SpyGlass-MBISTはRTLとゲート・レベルでBIST回路を自動挿入するEDAツールである。同ツールは,設計に含まれる一般的なメモリーをBISTメモリーに置き換える。必要に応じて,リペア向けの回路も一緒に挿入することができる。Atrentaによれば,任意のBIST方式に,今回のツールは対応するという。
今回,STとAtrentaは戦略的に協調して,SpyGlass-MBISTをSTMicroの65nm,45nm,32nm設計で使えるようにした。これらのプロセス世代の設計で,メモリーBIST回路およびリペア回路の自動挿入が可能になるという。
ニュース・リリースには,STMicroのFrederic Grandvaux氏(Memory Test Solutions manager within Central CAD & Design Solutions)とAngelo Oldani氏(design director for the Communication Infrastructure Division)のコメントが紹介されている。

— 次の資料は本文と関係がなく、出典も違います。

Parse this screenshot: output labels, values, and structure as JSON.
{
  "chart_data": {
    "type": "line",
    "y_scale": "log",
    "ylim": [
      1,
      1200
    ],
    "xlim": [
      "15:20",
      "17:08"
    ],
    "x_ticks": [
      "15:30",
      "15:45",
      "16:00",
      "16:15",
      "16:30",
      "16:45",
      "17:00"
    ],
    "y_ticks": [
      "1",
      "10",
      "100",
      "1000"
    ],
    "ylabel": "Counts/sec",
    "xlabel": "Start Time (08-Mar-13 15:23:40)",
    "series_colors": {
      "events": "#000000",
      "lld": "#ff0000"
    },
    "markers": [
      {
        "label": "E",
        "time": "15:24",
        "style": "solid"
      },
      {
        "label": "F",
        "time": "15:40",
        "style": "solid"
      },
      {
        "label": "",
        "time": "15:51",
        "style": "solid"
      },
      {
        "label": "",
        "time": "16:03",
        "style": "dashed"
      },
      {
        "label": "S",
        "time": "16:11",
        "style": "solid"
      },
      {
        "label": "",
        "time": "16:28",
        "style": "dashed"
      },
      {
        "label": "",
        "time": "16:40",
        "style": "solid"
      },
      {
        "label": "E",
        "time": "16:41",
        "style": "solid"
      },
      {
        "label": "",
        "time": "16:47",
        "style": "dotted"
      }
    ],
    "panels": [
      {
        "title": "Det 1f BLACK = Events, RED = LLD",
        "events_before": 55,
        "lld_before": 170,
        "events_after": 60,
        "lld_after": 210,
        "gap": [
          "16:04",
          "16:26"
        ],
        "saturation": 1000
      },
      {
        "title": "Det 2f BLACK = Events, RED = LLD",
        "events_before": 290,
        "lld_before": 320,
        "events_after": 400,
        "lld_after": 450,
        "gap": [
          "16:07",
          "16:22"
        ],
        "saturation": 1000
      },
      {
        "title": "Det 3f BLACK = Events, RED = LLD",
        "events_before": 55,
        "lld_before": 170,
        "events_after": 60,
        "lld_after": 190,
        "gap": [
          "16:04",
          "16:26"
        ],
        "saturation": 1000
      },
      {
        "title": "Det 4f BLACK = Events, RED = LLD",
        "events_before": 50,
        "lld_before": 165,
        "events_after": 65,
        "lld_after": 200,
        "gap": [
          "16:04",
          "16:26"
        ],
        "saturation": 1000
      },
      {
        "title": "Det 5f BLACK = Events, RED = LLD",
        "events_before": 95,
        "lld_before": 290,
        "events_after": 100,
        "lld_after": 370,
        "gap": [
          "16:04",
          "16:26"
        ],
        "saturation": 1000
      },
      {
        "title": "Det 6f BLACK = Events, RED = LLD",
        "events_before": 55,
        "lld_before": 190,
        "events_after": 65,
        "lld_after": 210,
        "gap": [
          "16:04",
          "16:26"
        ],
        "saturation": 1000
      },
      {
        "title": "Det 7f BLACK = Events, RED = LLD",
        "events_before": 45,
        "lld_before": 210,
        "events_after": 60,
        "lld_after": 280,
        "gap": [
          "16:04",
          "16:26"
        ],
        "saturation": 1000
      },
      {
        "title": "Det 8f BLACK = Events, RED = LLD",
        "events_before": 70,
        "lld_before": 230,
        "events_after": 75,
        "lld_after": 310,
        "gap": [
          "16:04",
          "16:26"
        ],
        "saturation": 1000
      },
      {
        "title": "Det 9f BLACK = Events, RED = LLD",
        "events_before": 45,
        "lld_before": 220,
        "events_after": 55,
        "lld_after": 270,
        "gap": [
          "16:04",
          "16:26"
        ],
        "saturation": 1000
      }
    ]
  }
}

「われわれ独自の埋め込みテストおよびリペア技術をRTLで自動適用することが, SpyGlass-MBISTで可能になった。これで同技術の適用が効率化しただけではなく,RTLでのタイミング設計の確度が増した。メモリーBIST込みのRTL設計データが得られるようになったからだ」(Grandvaux氏)。
「われわれは,SpyGlass-MBISTを使ってMBISTを挿入する設計を三つ進めている。多数のメモリー・ブロックを含む設計が増えてきたことで,この自動化ツールの必要性は高まってきた」(Oldani氏)。